E o sorriso interior permanecia aceso e favorável à apetência de saudar toda a gente com quem se fosse cruzando, mesmo que desconhecida, e de retribuir todos os sorrisos e esgares e bocejos confrontados. A luz matinal, porque reflectida pelos olhos e porque neles guardada e posta ao serviço de quantos mais olhos não tivessem luz nem promessas, tudo justificaria e daria a entender, se necessário.
Começou por comprar o jornal no quiosque da praceta, com atenção aos percalços na travessia da avenida, desandou até ao parque e nele entendeu deambular à toa entre canteiros e arvoredo, apenas em busca do íntimo gozo de ouvir as areias retrilhadas pelos sapatos. Não muitos metros depois, mudou de estratégia, ao apetecer-lhe sombra.

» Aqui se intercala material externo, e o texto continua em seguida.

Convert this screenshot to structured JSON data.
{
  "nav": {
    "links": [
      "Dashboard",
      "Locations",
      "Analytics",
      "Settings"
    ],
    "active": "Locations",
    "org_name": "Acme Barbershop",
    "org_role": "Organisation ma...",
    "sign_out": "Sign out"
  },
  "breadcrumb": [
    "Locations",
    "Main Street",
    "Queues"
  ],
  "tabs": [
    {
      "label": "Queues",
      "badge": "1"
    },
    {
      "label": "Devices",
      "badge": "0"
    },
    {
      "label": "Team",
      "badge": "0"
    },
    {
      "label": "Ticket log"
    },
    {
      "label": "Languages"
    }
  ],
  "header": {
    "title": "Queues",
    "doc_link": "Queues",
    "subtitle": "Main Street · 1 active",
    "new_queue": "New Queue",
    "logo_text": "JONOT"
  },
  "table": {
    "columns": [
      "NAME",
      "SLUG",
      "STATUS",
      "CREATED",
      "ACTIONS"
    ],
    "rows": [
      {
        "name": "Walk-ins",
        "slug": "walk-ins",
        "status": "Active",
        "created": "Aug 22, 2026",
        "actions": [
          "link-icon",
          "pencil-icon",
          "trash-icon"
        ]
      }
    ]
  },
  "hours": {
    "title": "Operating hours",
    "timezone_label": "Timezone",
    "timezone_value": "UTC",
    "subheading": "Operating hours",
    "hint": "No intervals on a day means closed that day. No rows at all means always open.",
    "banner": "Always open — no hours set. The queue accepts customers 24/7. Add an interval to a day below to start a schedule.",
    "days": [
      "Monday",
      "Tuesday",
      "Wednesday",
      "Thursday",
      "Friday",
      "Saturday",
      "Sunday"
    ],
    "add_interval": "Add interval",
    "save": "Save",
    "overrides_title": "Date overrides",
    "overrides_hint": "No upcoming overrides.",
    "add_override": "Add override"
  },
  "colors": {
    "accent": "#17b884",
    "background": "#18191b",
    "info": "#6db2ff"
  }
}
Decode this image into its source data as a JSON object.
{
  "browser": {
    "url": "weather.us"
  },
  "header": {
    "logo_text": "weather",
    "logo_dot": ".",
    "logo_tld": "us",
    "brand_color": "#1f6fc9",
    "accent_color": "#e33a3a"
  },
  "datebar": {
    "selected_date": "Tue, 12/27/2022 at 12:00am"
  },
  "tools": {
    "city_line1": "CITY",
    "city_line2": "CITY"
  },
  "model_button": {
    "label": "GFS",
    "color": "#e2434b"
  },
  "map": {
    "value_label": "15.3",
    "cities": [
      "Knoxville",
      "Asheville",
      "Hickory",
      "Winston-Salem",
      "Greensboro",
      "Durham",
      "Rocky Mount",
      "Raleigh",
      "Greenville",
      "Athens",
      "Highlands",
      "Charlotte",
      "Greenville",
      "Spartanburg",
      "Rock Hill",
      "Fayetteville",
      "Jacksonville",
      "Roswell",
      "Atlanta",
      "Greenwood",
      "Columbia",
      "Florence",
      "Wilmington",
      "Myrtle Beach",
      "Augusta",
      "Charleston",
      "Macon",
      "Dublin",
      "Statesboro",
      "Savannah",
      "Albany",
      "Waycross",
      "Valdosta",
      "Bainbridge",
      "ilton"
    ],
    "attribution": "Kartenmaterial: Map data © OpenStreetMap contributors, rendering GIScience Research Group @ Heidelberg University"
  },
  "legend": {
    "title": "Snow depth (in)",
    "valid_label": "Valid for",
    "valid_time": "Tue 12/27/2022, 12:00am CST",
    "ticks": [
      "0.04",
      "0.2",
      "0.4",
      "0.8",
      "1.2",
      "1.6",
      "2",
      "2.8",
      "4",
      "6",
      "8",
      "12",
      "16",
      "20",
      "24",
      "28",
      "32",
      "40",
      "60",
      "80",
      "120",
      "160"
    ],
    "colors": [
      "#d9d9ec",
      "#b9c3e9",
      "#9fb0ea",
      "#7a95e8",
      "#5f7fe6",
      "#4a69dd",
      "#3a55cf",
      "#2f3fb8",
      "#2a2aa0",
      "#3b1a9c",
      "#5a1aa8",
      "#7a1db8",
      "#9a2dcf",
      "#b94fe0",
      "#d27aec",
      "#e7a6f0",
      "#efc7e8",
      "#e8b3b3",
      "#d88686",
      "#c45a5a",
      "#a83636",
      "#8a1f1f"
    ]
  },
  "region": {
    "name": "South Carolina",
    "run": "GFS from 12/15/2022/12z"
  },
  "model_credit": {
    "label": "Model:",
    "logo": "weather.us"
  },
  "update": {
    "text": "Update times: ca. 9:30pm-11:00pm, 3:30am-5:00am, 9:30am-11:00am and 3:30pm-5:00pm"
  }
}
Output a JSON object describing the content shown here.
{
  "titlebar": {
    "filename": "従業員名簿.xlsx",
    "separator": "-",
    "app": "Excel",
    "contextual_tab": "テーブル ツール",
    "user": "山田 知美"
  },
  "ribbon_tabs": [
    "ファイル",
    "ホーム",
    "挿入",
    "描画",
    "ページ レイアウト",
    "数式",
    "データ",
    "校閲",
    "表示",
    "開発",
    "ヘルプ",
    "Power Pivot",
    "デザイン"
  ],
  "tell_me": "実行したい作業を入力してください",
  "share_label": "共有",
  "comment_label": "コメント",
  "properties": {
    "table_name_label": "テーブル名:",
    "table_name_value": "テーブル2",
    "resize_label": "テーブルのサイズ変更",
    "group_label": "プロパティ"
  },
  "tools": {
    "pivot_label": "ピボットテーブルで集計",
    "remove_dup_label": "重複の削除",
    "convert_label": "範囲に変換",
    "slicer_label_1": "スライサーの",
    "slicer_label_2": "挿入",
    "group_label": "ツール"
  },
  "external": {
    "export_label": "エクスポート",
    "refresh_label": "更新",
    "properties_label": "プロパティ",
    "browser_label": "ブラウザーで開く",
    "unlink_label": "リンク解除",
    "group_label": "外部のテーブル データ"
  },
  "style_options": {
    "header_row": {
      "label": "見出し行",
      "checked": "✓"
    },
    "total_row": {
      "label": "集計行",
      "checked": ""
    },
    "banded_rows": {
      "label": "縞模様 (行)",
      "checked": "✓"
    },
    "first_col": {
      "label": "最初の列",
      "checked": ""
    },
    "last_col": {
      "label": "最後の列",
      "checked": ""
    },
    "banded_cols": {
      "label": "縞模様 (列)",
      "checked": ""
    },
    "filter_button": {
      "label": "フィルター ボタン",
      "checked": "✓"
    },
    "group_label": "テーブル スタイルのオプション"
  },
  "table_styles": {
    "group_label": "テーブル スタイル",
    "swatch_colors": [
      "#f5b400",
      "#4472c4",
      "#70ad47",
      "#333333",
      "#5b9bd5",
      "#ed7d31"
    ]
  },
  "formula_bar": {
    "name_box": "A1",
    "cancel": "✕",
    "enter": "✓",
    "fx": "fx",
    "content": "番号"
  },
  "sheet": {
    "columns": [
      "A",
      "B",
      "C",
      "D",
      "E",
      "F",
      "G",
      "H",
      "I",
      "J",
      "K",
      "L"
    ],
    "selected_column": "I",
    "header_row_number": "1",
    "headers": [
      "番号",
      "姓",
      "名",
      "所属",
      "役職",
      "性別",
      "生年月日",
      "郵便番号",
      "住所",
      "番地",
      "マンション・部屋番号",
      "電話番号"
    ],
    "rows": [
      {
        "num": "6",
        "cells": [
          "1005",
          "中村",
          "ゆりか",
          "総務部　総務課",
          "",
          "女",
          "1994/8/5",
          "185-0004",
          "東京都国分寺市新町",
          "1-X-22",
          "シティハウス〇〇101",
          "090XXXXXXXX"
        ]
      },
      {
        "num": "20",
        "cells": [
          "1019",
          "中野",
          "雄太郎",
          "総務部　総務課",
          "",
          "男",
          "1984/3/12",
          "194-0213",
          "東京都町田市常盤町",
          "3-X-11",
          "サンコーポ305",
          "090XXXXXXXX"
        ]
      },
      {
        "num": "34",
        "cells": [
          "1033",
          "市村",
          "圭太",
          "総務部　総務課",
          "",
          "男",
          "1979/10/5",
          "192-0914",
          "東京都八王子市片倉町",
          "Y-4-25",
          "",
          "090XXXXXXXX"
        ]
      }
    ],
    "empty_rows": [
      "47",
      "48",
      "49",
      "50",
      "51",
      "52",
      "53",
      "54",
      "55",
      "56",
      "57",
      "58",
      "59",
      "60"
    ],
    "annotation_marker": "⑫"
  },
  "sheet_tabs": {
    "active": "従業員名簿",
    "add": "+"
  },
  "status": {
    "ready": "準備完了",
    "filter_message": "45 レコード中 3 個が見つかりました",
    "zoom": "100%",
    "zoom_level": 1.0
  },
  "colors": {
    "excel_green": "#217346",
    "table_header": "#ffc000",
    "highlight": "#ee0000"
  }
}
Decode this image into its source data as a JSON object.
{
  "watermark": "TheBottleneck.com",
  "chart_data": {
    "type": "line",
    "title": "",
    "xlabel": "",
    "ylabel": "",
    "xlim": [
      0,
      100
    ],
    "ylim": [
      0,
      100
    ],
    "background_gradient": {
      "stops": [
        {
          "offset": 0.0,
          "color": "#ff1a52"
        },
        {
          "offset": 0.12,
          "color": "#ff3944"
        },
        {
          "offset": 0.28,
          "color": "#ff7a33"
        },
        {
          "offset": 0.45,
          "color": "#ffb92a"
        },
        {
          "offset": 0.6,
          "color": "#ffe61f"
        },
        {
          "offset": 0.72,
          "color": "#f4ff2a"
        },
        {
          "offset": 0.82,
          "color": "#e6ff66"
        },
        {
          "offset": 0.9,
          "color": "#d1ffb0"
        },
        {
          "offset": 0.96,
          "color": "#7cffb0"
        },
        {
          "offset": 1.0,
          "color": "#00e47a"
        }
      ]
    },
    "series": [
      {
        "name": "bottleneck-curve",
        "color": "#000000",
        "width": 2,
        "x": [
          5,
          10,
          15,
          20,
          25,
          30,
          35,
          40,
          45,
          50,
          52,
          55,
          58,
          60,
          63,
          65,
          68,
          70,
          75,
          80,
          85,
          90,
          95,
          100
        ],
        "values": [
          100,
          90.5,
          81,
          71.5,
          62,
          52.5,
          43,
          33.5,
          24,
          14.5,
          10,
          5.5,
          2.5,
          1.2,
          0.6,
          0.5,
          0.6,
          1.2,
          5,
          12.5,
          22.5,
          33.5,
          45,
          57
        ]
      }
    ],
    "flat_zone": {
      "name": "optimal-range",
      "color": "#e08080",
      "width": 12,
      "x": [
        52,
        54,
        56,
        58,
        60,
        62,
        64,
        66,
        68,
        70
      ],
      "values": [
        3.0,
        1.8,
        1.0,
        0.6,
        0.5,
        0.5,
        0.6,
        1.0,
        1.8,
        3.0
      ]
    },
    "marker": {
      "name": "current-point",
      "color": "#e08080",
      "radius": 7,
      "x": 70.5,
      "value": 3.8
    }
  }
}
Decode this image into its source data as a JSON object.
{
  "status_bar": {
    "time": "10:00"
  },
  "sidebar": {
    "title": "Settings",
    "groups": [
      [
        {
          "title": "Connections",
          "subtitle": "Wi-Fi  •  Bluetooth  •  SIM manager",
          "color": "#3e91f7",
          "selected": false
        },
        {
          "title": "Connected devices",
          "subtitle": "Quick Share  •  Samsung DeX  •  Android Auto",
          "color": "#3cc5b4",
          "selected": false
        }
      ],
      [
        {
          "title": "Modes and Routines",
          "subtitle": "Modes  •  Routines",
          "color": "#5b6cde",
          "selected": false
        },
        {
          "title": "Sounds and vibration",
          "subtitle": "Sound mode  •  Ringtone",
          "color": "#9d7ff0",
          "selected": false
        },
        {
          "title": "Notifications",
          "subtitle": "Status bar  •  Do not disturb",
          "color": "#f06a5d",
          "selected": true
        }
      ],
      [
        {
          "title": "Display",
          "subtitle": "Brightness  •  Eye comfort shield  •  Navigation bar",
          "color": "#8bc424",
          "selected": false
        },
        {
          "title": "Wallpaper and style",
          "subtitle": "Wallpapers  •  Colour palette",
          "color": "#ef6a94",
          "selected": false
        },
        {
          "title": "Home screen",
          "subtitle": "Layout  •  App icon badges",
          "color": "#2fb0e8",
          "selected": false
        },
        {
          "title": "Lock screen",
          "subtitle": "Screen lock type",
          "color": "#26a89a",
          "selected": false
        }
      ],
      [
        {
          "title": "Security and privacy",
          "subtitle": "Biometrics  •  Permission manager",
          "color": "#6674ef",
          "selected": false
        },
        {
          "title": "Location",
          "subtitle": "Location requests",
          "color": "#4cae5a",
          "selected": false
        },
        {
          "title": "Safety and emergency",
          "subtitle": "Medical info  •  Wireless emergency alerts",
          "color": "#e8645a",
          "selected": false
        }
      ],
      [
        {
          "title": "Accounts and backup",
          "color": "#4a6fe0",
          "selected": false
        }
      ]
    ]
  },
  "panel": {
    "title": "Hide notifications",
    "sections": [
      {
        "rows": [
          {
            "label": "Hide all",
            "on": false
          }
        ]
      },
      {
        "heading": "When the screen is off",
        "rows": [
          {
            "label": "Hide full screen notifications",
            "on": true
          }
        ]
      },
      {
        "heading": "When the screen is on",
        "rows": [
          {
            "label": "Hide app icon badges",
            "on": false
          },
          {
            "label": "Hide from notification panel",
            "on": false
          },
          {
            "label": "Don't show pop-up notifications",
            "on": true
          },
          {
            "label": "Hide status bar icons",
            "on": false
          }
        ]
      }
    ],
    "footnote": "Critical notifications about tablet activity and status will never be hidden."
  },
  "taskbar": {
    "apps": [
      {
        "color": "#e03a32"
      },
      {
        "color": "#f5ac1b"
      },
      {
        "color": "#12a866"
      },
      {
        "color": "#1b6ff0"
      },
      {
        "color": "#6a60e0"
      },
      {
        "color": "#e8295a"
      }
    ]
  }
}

Sentou-se no primeiro banco encontrado, corrigiu a posição dos óculos, desdobrou o jornal com os vagares de quem se sente sem pressa, e teve uma ideia: comprar uma cautela, um vigésimo, e nesse gesto de quase nula importância a hipótese de fuga ao espectro de todas as noites, na deita, se sonhar dono do mundo, e todas as manhãs acordar e se descobrir de bolsos tão esburacados como as expectativas num morto.
Como se a ideia, repentina, lhe picasse as nádegas, correu até ao quiosque e só parou, já de regresso, a meio da avenida, de olhos escancarados e um pedacito de papel colorido, cai não cai, a tremelicar-lhe nas mãos, quase tão tremelicantes como o resto: ali, a uns milímetros de distância, ainda a esfumaçar pelas ventas e a soletrar ameaças de pneus queimados, vê-se e ouve-se um carro e uma buzina a gritar em uníssono com a apoplexia do condutor, um taxista. Atabalhoado, de nariz no asfalto ao pedir desculpa, agradeceu e mandou-se em corrida pelo parque adentro, à procura da sombra e do banco onde o jornal, com os óculos pousados em cima, lhe ficara.
Mais adiante, ainda que não recomposto do susto, retomou o sorriso como arma e armadura, aventurando-se outra vez na selva das ruas. Almoçou, sem fome, numa taberna de moscas e fritos com semanas de velhos, caminhou através das horas como se nem as viesse contando ou controlando pela própria pulsação, e começou a perceber que o sorriso, como fórmula secreta, já não funcionava. Ter-se-lhe-ia desvanecido a aura, não duvidava, quando ouviu e viu a morte a milímetros. Tão próximo dela se chegara a crer, que ainda chegara a dizer-se adeus e a desfiar, num milionésimo de segundo, o imenso rol de projectos postos em pauta e então votados ao arquivo dos torrões às pazadas entre epitáfios.
Enquanto se inquiria num reflexo de montra que lhe atraíra os olhos e os passos, escutou um alarido em tom crescente e logo depois um estrondo seco, sem eco, qual saco de cereais arremessado dos céus: aí meio metro atrás dele, na calçada, esparralhara-se uma trouxa de roupa sangrenta, com carne e ossos quebrados lá dentro, e a pulsar ainda, a pulsar ainda, a pulsar ainda. Sem querer ou a sério, alguém se precipitara do cume da vida (alguma mansarda com flores a secar para um gato agora órfão), e quase matara dois em vez de um, quando a mortalha de névoa já tombava sobre a tarde.
Antes que alguém se lembrasse de o acusar de qualquer coisa e de lhe pôr a canzoada atrás, arrancou em desatada correria até casa, para dar de caras, ao entrar no prédio, com o mesmo vizinho matinal. Ignorou deste a simpatia do cumprimento e o obséquio do elevador, galgou os degraus, dois a dois, até ao décimo-terceiro, deixou-se despenhar em cima da cama e ali se ficou, muito quieto, de mãos comprimidas contra os olhos e de ouvido pregado aos rumores da rua, sem sequer fechar a porta. Nunca se veio a saber de que morreu.
A taluda foi sorteada na manhã seguinte, mas a fracção dele não teria nada, já que o taxista ainda está na praça e nem de carro trocou.